Critical Modernism

Recently, a student with whom I frequently discuss books and ideas mentioned in an e-mail — God forbid that two humans should meet in the same room these days — that she had just read Saint-Exupéry’s The Little Prince (a book that is extremely popular here in Korea), and was keen to discuss it with me. As I have been a sort of literary mentor to her, she was genuinely surprised to learn that I had never read it.

Specifically, I told her:

“I once tried to listen to an audiobook recording of it, but the reader’s voice was so nice that I fell asleep.

“I think I was always hesitant to read it for a few reasons. First, it’s from the twentieth century, and I don’t like most twentieth century literature. Second, it’s a ‘children’s book,’ and I usually don’t like modern children’s books. Third, it’s French, and I rarely like modern French literature or art.” 

That reply led to a follow-up inquiry from my interlocutor, one which ended up, like many of our conversations, taking the form of an interview, or perhaps an interrogation. I reproduce the meat of the exchange here.

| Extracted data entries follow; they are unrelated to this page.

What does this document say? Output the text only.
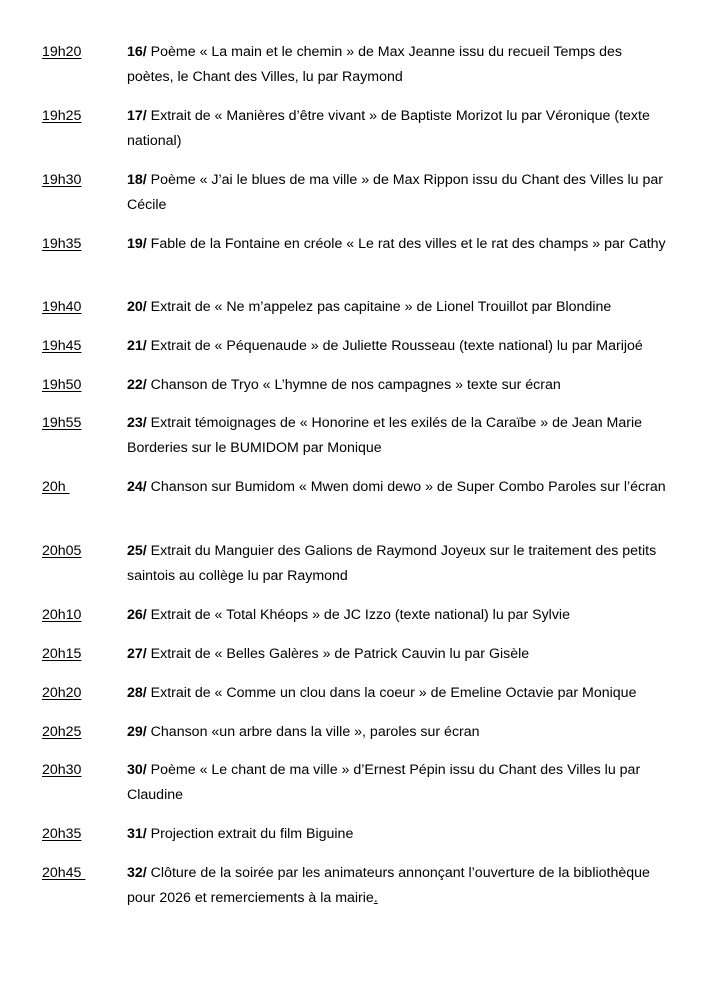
19h20	16/ Poème « La main et le chemin » de Max Jeanne issu du recueil Temps des poètes, le Chant des Villes, lu par Raymond
19h25	17/ Extrait de « Manières d’être vivant » de Baptiste Morizot lu par Véronique (texte national)
19h30	18/ Poème « J’ai le blues de ma ville » de Max Rippon issu du Chant des Villes lu par Cécile
19h35	19/ Fable de la Fontaine en créole « Le rat des villes et le rat des champs » par Cathy
19h40	20/ Extrait de « Ne m’appelez pas capitaine » de Lionel Trouillot par Blondine
19h45	21/ Extrait de « Péquenaude » de Juliette Rousseau (texte national) lu par Marijoé
19h50	22/ Chanson de Tryo « L’hymne de nos campagnes » texte sur écran
19h55	23/ Extrait témoignages de « Honorine et les exilés de la Caraïbe » de Jean Marie Borderies sur le BUMIDOM par Monique
20h	24/ Chanson sur Bumidom « Mwen domi dewo » de Super Combo Paroles sur l’écran
20h05	25/ Extrait du Manguier des Galions de Raymond Joyeux sur le traitement des petits saintois au collège lu par Raymond
20h10	26/ Extrait de « Total Khéops » de JC Izzo (texte national) lu par Sylvie
20h15	27/ Extrait de « Belles Galères » de Patrick Cauvin lu par Gisèle
20h20	28/ Extrait de « Comme un clou dans la coeur » de Emeline Octavie par Monique
20h25	29/ Chanson «un arbre dans la ville », paroles sur écran
20h30	30/ Poème « Le chant de ma ville » d’Ernest Pépin issu du Chant des Villes lu par Claudine
20h35	31/ Projection extrait du film Biguine
20h45	32/ Clôture de la soirée par les animateurs annonçant l’ouverture de la bibliothèque pour 2026 et remerciements à la mairie.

Why do you not like twentieth century literature, modern children’s books, and modern French literature or art?  

I believe all art and literature tends to be guided – usually without realizing it – by the leading philosophical ideas of its time. Modern art and literature, therefore, is guided by the leading philosophical theories of the nineteenth and twentieth centuries. And these theories are mostly unattractive to me. (I say “unattractive,” but I mean several stronger things.) So the art that borrows its perspective from those theories is unimpressive or unlikeable to me. That’s the simple answer. 

I don’t think you dislike everything in modern times, and therefore I think you dislike some features of modern times. Could you expand on that more, please?  

The art and literature (or philosophy) of modern times that I usually prefer is the kind that is critical of modern times. And when I say “critical of modern times,” I don’t mean the fashionable types of criticism, such as “Capitalism is bad,” or “Sexism is bad,” or “Religion is bad,” or “Americans are racist,” and so on. That is just mouthing the trendy assumptions of our time without thinking. It is only criticizing what we are “supposed to” dislike, which means “what we have been told to dislike.” That kind of fashionable, obedient “criticism” is in itself one of the modern ways of thinking that I reject. 

I like art and literature that questions those modern ideas, that challenges the assumptions of modern thought, that makes people think with a new, non-modern perspective. In other words, one of the biggest problems of modern thinking is that it is “closed,” meaning it doesn’t allow for outside or earlier points of view. I believe the best modern art stabs at that easy pride of modern thinking (“We’re wiser, smarter, more just, more moral than people in the past”), and makes us doubt and question ourselves.

In summary, there are basically two kinds of modern literature: the kind that loves “modern ideas” and promotes them, and the kind that questions modern ideas and challenges them. I like the second kind. 

What are the distinct features of modern times that you are not in favor of?  

If by “modern times,” you mean the past 150 years, then I could answer “Almost all the features.” Except for the independent thinking of the modern critics of modernity. Or maybe I should say “skeptics of modernity.” They are my spiritual brothers and sisters.